Ao que não cabem aos bancos, i.e., mais da metade do spread, muita coisa poderia ser feita. O risco de crédito [inadimplência], nas palavras do próprio BCB representa "O item inadimplência se refere à estimativa de perdas esperadas em virtude do não pagamento por parte dos tomadores de crédito, ou seja, ao montante que deve ser provisionado para resguardar o patrimônio das instituições financeiras". Esse risco é tanto maior quanto mais difícil for recuperar um crédito, correto, leitor? Posto que a justiça brasileira é extremamente morosa, sendo em alguns casos pró-devedor, não é de se espantar que essa provisão representa quase 1/3 do spread bancário [em 2010]. Outro 1/4 do spread está na cunha fiscal e na cunha de regulação, representado por impostos e demais encargos fiscais e por compulsórios e FGC.

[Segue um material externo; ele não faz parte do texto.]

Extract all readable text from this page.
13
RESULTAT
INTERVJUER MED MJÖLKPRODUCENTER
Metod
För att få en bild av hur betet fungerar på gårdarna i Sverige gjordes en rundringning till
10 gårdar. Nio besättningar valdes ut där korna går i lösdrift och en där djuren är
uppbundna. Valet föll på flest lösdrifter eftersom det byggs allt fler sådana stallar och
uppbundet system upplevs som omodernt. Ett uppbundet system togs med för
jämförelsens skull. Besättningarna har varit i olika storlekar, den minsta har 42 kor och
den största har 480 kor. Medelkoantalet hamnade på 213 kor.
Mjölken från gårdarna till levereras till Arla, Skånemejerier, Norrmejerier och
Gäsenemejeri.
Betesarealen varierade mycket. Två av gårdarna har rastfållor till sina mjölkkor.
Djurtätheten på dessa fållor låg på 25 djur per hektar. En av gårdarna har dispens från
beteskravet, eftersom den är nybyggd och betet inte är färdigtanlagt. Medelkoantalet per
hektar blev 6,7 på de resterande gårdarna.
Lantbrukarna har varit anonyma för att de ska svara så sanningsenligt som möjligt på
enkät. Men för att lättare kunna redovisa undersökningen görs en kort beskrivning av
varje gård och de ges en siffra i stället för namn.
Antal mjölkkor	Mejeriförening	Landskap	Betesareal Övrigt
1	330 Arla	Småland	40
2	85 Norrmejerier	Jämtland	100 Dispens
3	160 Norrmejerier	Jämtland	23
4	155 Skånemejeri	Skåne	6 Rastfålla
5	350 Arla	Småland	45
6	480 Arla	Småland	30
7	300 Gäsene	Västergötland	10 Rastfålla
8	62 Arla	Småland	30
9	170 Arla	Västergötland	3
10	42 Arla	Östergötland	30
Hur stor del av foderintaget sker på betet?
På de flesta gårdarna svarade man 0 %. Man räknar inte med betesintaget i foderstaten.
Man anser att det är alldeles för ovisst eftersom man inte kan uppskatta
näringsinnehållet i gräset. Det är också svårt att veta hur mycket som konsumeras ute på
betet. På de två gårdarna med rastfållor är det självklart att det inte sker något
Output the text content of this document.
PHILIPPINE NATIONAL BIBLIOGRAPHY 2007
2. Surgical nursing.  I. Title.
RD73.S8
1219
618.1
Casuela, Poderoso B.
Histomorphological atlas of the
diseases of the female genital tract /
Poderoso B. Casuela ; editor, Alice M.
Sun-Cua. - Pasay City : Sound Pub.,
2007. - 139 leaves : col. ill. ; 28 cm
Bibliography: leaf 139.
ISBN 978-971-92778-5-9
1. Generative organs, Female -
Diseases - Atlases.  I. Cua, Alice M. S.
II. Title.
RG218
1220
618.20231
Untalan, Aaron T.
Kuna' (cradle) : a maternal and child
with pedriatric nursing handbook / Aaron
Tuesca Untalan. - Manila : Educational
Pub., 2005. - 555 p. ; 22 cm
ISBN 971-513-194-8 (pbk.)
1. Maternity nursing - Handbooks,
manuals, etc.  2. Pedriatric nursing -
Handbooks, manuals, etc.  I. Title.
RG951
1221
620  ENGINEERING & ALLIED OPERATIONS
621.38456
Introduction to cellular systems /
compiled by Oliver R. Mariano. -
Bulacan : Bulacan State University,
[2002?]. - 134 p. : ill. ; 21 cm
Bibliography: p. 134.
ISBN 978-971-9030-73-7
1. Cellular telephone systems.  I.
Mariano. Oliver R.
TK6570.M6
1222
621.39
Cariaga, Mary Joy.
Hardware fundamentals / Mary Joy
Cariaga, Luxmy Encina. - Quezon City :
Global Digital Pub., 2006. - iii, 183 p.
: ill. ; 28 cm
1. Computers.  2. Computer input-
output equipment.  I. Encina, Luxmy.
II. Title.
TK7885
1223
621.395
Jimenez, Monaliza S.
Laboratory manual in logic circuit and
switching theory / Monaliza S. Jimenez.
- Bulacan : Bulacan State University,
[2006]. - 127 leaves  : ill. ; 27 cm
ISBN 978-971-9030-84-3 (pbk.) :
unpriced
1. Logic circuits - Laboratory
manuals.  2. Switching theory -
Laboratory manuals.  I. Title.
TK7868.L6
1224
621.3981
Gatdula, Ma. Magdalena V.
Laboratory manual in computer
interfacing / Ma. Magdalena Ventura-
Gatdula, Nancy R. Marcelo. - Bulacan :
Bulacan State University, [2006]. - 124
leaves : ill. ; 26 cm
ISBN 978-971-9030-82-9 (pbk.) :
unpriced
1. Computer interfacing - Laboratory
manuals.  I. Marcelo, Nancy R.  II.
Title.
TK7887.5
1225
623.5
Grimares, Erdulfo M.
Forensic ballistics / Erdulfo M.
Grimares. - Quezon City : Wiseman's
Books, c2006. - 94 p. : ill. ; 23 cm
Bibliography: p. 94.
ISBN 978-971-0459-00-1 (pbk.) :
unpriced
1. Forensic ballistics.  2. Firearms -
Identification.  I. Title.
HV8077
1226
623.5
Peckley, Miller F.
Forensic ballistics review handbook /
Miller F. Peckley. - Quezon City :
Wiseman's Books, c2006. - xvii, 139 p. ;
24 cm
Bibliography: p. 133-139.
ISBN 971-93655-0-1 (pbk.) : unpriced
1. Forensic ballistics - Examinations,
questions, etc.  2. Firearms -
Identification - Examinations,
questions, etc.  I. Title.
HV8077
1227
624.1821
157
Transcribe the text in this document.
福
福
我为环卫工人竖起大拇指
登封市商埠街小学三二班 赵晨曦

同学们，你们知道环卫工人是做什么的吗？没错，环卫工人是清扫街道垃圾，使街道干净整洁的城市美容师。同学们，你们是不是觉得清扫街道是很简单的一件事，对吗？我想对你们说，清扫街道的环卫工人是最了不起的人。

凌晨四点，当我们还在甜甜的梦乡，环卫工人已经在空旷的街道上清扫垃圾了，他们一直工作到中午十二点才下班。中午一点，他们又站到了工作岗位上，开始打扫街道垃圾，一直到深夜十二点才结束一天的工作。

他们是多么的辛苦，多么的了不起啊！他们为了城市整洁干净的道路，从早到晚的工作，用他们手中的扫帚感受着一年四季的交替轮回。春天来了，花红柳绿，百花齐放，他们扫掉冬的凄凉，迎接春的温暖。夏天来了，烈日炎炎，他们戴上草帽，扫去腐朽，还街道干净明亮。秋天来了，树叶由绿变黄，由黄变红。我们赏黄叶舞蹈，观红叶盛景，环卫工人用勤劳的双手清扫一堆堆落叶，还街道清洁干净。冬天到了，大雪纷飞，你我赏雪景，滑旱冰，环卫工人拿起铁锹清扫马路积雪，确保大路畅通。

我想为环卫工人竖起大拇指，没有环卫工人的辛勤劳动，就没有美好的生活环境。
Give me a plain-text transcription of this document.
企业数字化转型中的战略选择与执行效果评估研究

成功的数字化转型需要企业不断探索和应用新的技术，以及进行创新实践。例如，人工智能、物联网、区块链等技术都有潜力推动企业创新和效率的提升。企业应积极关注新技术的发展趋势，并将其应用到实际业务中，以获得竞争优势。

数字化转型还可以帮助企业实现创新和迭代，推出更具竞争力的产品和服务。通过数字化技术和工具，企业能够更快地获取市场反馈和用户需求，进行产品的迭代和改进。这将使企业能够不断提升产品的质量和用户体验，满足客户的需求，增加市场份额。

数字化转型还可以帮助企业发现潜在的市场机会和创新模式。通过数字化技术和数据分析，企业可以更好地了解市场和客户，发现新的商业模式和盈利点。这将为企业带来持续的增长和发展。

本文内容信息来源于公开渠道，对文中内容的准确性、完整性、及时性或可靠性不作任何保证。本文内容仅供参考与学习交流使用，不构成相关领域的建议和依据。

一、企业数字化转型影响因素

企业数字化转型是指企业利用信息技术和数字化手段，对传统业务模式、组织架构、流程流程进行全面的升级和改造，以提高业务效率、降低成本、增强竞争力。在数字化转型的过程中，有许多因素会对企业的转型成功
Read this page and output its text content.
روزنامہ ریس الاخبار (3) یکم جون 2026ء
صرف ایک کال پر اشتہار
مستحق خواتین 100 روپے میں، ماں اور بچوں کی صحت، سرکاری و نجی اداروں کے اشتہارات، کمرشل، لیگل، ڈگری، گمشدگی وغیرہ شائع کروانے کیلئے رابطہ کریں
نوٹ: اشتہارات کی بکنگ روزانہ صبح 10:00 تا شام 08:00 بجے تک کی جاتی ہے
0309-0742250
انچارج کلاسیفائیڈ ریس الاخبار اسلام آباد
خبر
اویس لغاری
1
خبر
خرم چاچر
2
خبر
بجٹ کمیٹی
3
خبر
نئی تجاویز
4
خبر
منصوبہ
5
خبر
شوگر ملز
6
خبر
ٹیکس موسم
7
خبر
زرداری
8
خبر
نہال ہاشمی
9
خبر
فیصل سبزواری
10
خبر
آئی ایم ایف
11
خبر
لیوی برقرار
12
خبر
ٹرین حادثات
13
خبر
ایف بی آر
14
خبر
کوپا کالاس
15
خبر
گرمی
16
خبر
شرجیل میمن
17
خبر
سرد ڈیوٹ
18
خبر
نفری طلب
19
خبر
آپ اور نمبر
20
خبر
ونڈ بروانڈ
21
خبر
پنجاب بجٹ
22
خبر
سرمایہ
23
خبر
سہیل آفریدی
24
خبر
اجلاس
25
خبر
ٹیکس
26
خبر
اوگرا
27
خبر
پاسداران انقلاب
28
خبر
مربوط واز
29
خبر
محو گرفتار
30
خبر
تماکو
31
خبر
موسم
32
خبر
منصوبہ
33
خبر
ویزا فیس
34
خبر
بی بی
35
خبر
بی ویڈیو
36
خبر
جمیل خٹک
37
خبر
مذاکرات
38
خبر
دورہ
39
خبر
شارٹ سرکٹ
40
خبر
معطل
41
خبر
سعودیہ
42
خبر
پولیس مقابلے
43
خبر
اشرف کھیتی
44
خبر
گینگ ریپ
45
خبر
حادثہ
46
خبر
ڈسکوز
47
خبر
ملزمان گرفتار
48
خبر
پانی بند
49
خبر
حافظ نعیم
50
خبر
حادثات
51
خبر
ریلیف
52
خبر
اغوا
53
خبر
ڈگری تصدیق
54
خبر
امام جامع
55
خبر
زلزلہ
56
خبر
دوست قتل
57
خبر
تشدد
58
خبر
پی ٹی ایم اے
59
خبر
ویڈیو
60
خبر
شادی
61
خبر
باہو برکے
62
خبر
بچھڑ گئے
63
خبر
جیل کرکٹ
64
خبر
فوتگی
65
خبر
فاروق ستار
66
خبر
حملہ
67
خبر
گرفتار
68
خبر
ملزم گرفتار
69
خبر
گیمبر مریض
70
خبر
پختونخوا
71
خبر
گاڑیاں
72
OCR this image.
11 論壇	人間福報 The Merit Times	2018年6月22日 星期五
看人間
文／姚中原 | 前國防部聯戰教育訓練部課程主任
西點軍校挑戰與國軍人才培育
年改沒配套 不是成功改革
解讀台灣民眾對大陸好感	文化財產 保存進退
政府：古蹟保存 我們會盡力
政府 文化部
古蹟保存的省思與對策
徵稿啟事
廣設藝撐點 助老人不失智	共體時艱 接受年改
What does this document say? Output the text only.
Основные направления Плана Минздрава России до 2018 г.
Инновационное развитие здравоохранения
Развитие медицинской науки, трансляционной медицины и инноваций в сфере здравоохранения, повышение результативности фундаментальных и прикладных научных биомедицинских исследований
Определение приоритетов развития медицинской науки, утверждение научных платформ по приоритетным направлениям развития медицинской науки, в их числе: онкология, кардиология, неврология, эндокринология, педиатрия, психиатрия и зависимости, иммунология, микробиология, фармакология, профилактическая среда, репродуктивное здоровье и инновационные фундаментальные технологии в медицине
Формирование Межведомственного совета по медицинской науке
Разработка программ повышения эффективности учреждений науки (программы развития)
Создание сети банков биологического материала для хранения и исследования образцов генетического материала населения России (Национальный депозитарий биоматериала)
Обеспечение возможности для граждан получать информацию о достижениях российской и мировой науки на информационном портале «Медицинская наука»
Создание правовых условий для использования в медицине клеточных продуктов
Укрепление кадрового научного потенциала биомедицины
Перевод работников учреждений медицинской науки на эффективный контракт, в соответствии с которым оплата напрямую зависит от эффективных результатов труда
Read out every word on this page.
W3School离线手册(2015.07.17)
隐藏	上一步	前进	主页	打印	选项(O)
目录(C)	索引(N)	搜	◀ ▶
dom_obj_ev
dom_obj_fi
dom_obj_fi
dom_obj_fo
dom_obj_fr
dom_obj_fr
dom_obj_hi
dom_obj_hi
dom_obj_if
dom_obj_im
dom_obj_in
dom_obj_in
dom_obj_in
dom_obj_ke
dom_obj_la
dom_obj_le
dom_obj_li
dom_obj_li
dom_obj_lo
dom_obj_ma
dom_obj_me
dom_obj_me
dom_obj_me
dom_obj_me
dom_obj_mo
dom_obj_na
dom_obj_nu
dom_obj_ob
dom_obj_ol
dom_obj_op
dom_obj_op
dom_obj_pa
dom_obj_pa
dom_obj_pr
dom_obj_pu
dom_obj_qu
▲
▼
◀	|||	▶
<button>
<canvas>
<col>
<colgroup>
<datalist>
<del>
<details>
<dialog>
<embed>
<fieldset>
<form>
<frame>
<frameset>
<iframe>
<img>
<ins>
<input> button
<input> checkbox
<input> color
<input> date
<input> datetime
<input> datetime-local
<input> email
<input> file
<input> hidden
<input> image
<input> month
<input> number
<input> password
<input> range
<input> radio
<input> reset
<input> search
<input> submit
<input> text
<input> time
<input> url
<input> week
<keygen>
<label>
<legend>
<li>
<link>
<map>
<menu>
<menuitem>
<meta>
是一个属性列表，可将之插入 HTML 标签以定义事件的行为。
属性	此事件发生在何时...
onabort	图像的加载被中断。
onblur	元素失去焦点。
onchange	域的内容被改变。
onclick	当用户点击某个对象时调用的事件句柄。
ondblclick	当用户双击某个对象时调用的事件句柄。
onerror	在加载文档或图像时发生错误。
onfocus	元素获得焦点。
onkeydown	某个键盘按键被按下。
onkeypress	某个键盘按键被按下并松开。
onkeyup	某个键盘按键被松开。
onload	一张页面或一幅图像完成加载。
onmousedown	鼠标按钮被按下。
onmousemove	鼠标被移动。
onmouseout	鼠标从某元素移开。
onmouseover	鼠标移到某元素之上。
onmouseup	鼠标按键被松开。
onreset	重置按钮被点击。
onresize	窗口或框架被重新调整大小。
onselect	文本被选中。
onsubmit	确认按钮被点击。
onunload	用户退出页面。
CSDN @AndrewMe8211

Como se nota, leitor, mais da metade do spread bancário é composto por itens que são de difícil resolução no curto/médio prazo. Afinal, tornar a justiça brasileira mais célere e reduzir encargos e impostos exige duas amplas reformas estruturais: uma tributária e outra judiciária. Coisa que possui um custo político evidente. Já um pouco menos da metade do spread está nas mãos dos bancos, quais sejam margem e custo administrativo. Como visto, reduzir ainda mais os custos administrativos não parece ser uma tarefa muito simples [ainda que seja factível], dado o enorme ganho de automação verificado nos últimos anos. É possível, porém, que os ganhos provenientes das fusões e aquisições recentes, como fechamento de agências sobrepostas, por exemplo, ainda consigam reduzir tais custos no médio prazo. Mas isso, claro, possui um limite estrutural, representando um custo fixo para os bancos.
Em assim sendo, se a parte que não cabe aos bancos exibe rigidez, assim como os custos administrativos, quem você acha que o governo iria culpar pelos altos spreads? Acertou quem disse margem líquida. Talvez você ache que margens líquidas de 1/3 do spread sejam elevadas para os padrões internacionais. Mas cá entre nós, existe um princípio básico em finanças chamado risco. Quanto maior o risco, maior o retorno, não é mesmo leitor? Posto isso, o que você acha: o risco de emprestar no Brasil é baixo, médio ou elevado?
Por tudo o que vimos nesse humilde post, a resposta parece óbvia. E com risco elevado, não é de se espantar que o retorno também seja elevado. Mas, novamente, é preciso verificar se tais retornos [margens] são muito mais elevadas do que os padrões internacionais. Isso, infelizmente, já é papo para outro post.